I also tried doing this by using a User Defined Function.
class DataConverter(ScalarFunction):
def eval(self, str_data):
data = json.loads(str_data)
return ?? # I want to return data['0001'] in field
'feature1', data['0002'] in field 'feature2' etc.
t_env.register_function("data_converter", udf(DataConverter(),
input_types = [DataTypes.STRING()],
result_type =
DataTypes.ROW([
DataTypes.FIELD("feature1", DataTypes.STRING())
])))
t_env.from_path(INPUT_TABLE) \
.select("data_converter(data)") \ # <--- here "data" is the field
"data" from the previous mail
.insert_into(OUTPUT_TABLE)
I used a ROW to hold multiple values but I can't figure out how I can
return a populated ROW object from the eval() method. Where is the method
to construct a row/field object and return it?
Thanks!
On Fri, Jul 3, 2020 at 12:40 PM Manas Kale <[email protected]> wrote:
> Hi Xingbo,
> Thanks for the reply, I didn't know that a table schema also needs to be
> declared after the connect or but I understand now.
> I have another question: how do I write the parsing schemas for a field
> that itself is a valid JSON string? For example:
> {
> "monitorId": 865,
> "deviceId": "94:54:93:49:96:13",
> "data":
> "{\"0001\":105.0,\"0002\":1.21,\"0003\":0.69,\"0004\":1.46,\"0005\":47.43,\"0006\":103.3}",
> "state": 2,
> "time": 1593687809180
> }
> The field "data" is a string of valid JSON with string:number objects. I'm
> currently trying using JSON schema object and DataTypes.ROW, but am getting
> deserialization errors.
>
> .with_format(
> Json()
> .json_schema(
> """
> {
> "type": "object",
> "properties": {
> "monitorId": {
> "type": "string"
> },
> "deviceId": {
> "type": "string"
> },
> "data": {
> "type": "object"
> },
> "state": {
> "type": "integer"
> },
> "time": {
> "type": "string"
> }
> }
> }
> """
> )
> ) \
> .with_schema(
> Schema()
> .field("monitorId", DataTypes.STRING())
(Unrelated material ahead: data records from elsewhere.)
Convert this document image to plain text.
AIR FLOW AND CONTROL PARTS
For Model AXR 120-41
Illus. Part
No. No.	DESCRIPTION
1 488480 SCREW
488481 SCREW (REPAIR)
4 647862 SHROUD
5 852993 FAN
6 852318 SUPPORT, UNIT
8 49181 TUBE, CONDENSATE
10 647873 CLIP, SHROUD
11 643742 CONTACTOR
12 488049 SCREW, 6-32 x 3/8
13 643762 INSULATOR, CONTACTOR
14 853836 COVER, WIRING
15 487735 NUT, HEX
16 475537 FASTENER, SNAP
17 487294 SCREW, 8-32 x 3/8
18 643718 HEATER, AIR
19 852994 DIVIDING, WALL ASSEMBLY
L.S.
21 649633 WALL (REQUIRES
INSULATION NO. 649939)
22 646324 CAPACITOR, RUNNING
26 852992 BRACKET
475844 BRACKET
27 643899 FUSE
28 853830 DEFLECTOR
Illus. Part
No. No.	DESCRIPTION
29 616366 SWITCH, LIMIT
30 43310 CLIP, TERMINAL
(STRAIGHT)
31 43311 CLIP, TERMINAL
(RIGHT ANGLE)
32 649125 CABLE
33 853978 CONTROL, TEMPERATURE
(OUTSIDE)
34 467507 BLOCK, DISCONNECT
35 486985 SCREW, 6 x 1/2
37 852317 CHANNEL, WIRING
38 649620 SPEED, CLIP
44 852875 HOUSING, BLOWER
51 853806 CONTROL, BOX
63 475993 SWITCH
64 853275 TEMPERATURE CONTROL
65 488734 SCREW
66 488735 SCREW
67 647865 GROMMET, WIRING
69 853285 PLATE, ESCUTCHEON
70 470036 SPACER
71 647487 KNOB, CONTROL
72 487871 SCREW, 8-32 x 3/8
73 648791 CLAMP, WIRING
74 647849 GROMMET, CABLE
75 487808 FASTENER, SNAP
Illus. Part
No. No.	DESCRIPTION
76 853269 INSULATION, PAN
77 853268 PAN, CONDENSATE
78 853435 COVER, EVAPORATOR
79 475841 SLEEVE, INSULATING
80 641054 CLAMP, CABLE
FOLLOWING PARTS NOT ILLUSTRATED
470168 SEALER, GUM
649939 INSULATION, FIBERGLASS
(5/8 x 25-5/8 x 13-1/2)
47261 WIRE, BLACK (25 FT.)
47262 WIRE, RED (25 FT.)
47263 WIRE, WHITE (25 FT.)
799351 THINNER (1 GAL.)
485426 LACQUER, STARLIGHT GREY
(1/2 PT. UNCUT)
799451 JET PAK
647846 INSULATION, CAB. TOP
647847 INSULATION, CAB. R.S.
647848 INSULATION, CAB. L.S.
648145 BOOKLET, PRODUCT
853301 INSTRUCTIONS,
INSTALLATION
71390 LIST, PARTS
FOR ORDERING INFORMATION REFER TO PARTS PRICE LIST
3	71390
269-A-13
> .field("deviceId", DataTypes.STRING())
> .field("data", DataTypes.ROW())
> )
>
> Regards,
>
> Manas
>
>
> On Thu, Jul 2, 2020 at 6:25 PM Xingbo Huang <[email protected]> wrote:
>
>> Hi, Manas
>> You need to define the schema. You can refer to the following example:
>> t_env.connect(
>> Kafka()
>> .version('0.11')
>> .topic(INPUT_TOPIC)
>> .property("bootstrap.servers", PROD_KAFKA)
>> .property("zookeeper.connect", "localhost:2181")
>> .start_from_latest()
>> ) \
>> .with_format(
>> Json()
>> .json_schema(
>> "{"
>> " type: 'object',"
>> " properties: {"
>> " lon: {"
>> " type: 'number'"
>> " },"
>> " rideTime: {"
>> " type: 'string',"
>> " format: 'date-time'"
>> " }"
>> " }"
>> "}"
>> )
>> ) \
>> .with_schema( # declare the schema of the table
>> Schema()
>> .field("lon", DataTypes.DECIMAL(20, 10))
>> .field("rideTime", DataTypes.TIMESTAMP(6))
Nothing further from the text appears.